ROLE OF IFN1 IN THE REGULATION OF THE RAINBOW TROUT ENDOGENOUS ANTIGEN PRESENTATION PATHWAY AT LOW TEMPERATURE
Quinn Abram, University of Waterloo
Quinn H. Abram1, Tania Rodriguez Ramos1, Niels C. Bols1, Barbara A. Katzenback1, and Brian Dixon1
1Department of Biology, University of Waterloo, Waterloo, ON. Canada
Low temperatures generally impair teleost immune responses, including the endogenous antigen presentation pathway (EAPP). In mammals, type I interferons (IFN), the cytokine mediators of the antiviral response, are known to regulate the EAPP. However, it is unknown if this is also the case in fish, and whether potential impairments in type I IFN expression at low temperatures might contribute to EAPP impairments.

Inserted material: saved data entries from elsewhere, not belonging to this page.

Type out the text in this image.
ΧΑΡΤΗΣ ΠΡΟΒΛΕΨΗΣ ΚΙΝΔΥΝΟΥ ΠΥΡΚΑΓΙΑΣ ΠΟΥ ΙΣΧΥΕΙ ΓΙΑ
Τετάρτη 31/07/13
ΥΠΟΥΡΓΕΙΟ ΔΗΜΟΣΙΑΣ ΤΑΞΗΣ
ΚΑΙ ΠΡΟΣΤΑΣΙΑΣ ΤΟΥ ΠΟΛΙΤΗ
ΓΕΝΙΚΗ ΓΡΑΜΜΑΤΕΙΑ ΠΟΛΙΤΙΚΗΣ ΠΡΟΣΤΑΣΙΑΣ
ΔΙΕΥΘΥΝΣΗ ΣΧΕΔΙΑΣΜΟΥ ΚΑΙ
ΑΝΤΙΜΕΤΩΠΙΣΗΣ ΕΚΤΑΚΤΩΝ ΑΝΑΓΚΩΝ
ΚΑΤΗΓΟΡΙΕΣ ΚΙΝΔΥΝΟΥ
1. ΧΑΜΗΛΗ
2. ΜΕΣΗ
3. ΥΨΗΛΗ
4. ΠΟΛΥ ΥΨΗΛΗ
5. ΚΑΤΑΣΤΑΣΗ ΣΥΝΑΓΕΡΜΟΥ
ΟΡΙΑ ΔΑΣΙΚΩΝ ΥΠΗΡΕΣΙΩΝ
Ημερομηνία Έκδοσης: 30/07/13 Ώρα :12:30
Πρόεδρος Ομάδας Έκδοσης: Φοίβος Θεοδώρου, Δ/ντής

The rainbow trout hypodermal fibroblast cell line RTHDF was used as an in vitro model to study the effect of suboptimal temperature on the transcript levels and secretion of IFN1, a rainbow trout type I IFN, via qRT-PCR and quantitative ELISA respectively. At 4°C, both transcript level up-regulation and secretion of IFN1 were found to be delayed relative to 20°C following stimulation with poly(I:C). Furthermore, in silico analysis predicted the presence of interferon-stimulated response elements in the promoter regions of the pathway-specific members of the EAPP (b2m, mhIa, and tapasin) in rainbow trout, which should allow them to respond to IFN1 signalling. Transcript levels of these EAPP members were also measured following stimulation with poly(I:C), and their upregulation was similarly delayed at 4°C. These results support the hypothesis that delayed IFN1 up-regulation could be involved in the impaired EAPP regulation at suboptimal temperatures, and suggest that rainbow trout antiviral responses might be impaired over the winter months. This would be problematic for Canadian aquaculture due to the potential for a greater incidence of viral infections during this time.